A experiência de luta do PCP confirma a necessária definição de tarefas e objectivos de cada etapa histórica da luta pelo socialismo, das alianças determinadas pela identificação dos interesses comuns que unem as classes e camadas interessadas na sua concretização. Assim como confirma que as etapas de luta não são intemporais nem estanques, não se decretam à margem das condições objectivas e subjectivas existentes.

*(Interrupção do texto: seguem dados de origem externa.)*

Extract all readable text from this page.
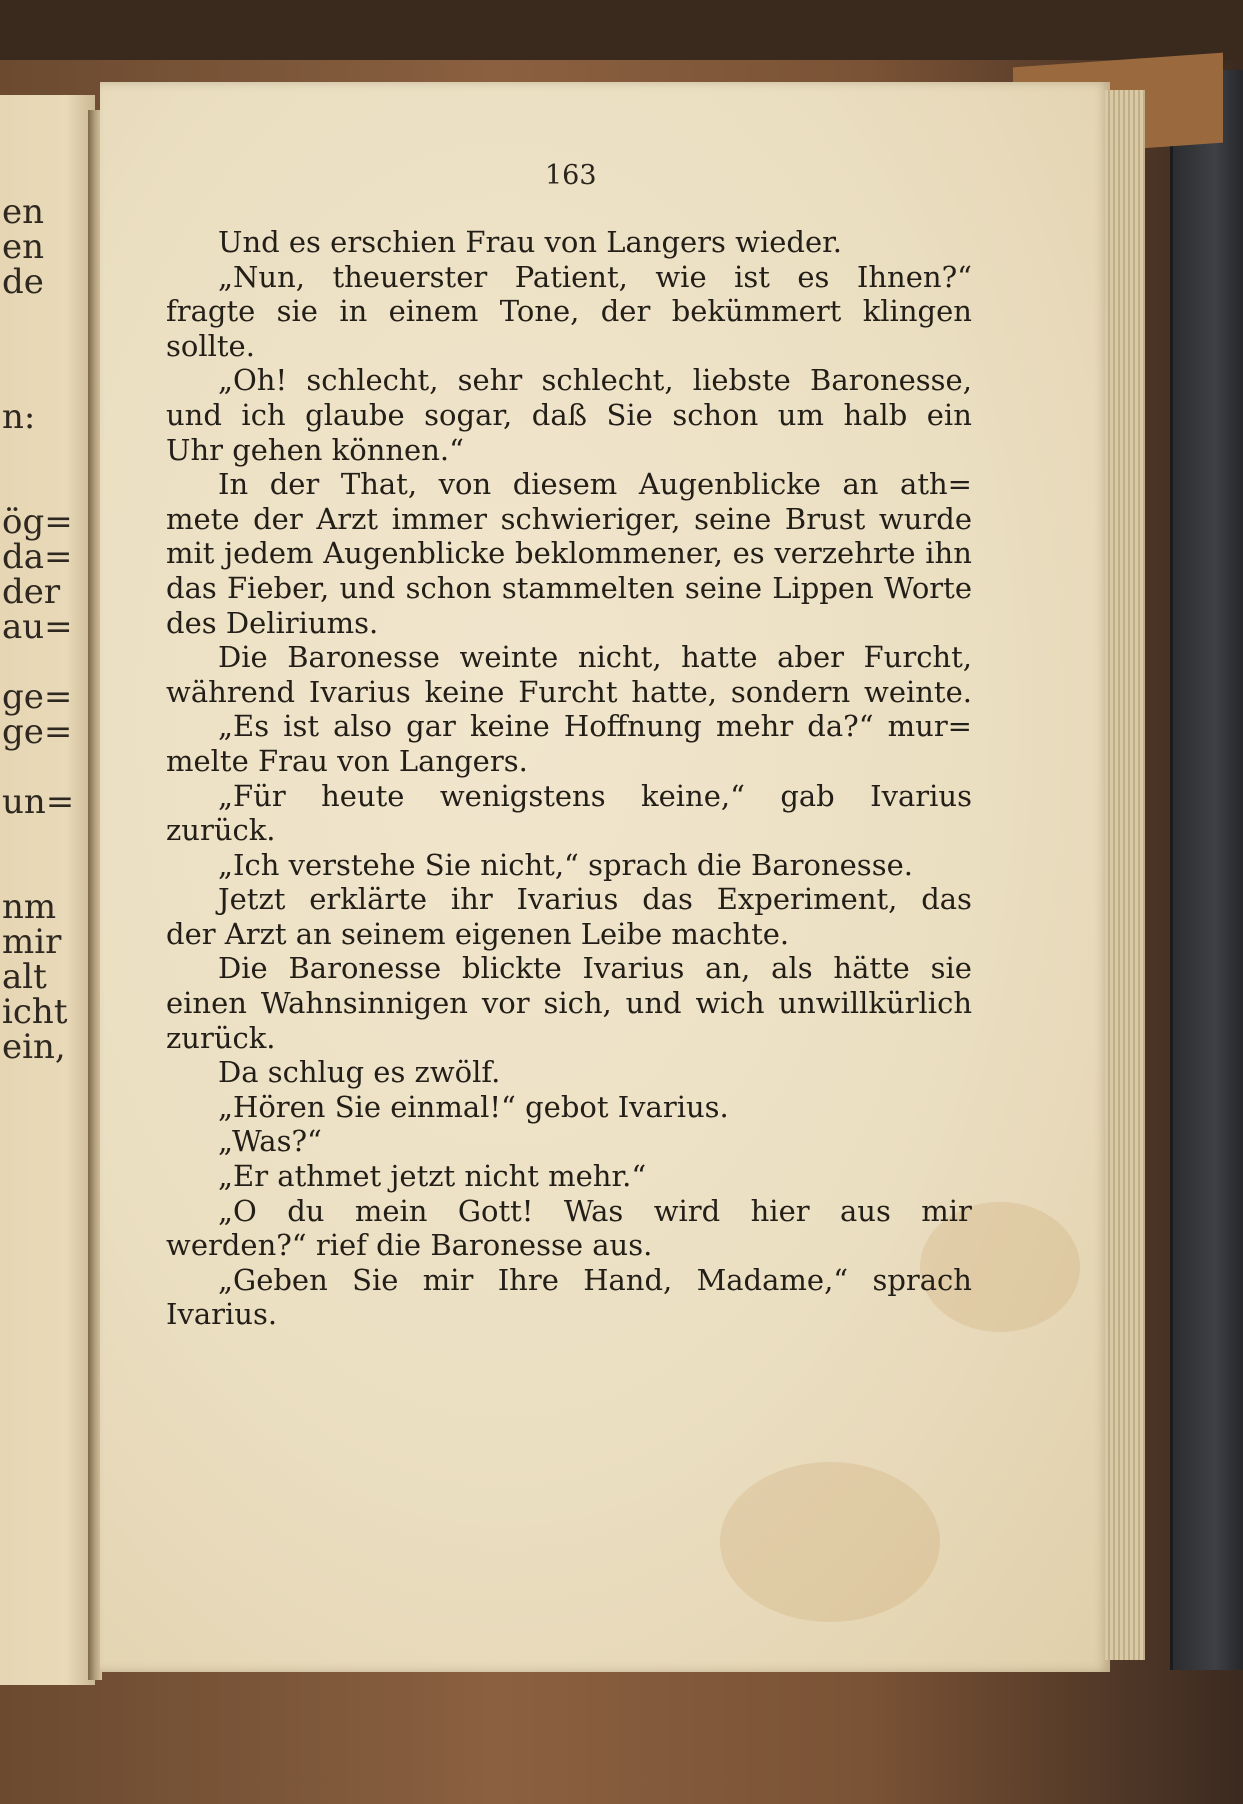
en
en
de
n:
ög=
da=
der
au=
ge=
ge=
un=
nm
mir
alt
icht
ein,
163
Und es erschien Frau von Langers wieder.
„Nun, theuerster Patient, wie ist es Ihnen?“
fragte sie in einem Tone, der bekümmert klingen
sollte.
„Oh! schlecht, sehr schlecht, liebste Baronesse,
und ich glaube sogar, daß Sie schon um halb ein
Uhr gehen können.“
In der That, von diesem Augenblicke an ath=
mete der Arzt immer schwieriger, seine Brust wurde
mit jedem Augenblicke beklommener, es verzehrte ihn
das Fieber, und schon stammelten seine Lippen Worte
des Deliriums.
Die Baronesse weinte nicht, hatte aber Furcht,
während Ivarius keine Furcht hatte, sondern weinte.
„Es ist also gar keine Hoffnung mehr da?“ mur=
melte Frau von Langers.
„Für heute wenigstens keine,“ gab Ivarius
zurück.
„Ich verstehe Sie nicht,“ sprach die Baronesse.
Jetzt erklärte ihr Ivarius das Experiment, das
der Arzt an seinem eigenen Leibe machte.
Die Baronesse blickte Ivarius an, als hätte sie
einen Wahnsinnigen vor sich, und wich unwillkürlich
zurück.
Da schlug es zwölf.
„Hören Sie einmal!“ gebot Ivarius.
„Was?“
„Er athmet jetzt nicht mehr.“
„O du mein Gott! Was wird hier aus mir
werden?“ rief die Baronesse aus.
„Geben Sie mir Ihre Hand, Madame,“ sprach
Ivarius.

A sua concretização é inseparável da correlação de forças, da combinação da luta entre objectivos imediatos e objectivos gerais, do processo de acumulação de forças, da afirmação do objectivo final e da perspectivação da acção específica e concreta em cada momento com ele.

O caminho que temos pela frente é, pois, o da luta: com avanços e recuos, com vitórias mesmo que parciais e derrotas que também não são definitivas; não desperdiçando nenhum momento para fazer valer e conquistar direitos, abrir perspectivas e reforçar a confiança no que a luta de massas pode alcançar; sabendo o terreno que se pisa, sem identificar resultados parciais com objectivos gerais; não confundindo situações predominantemente conjunturais com alterações estruturais que continuam por preencher. Numa palavra, cientes das contradições mas encarando-as a partir da firmeza das nossas convicções, não ignorando a complexidade das situações mas enfrentando-as.

Com a consciência de que só com o reforço do PCP e a intensificação e alargamento da luta dos trabalhadores e do povo será possível assegurar, primeiro, essa ruptura para dar concretização à política patriótica e de esquerda, ela mesma incorporável na Democracia Avançada pela qual lutamos, tendo no horizonte o socialismo e o comunismo.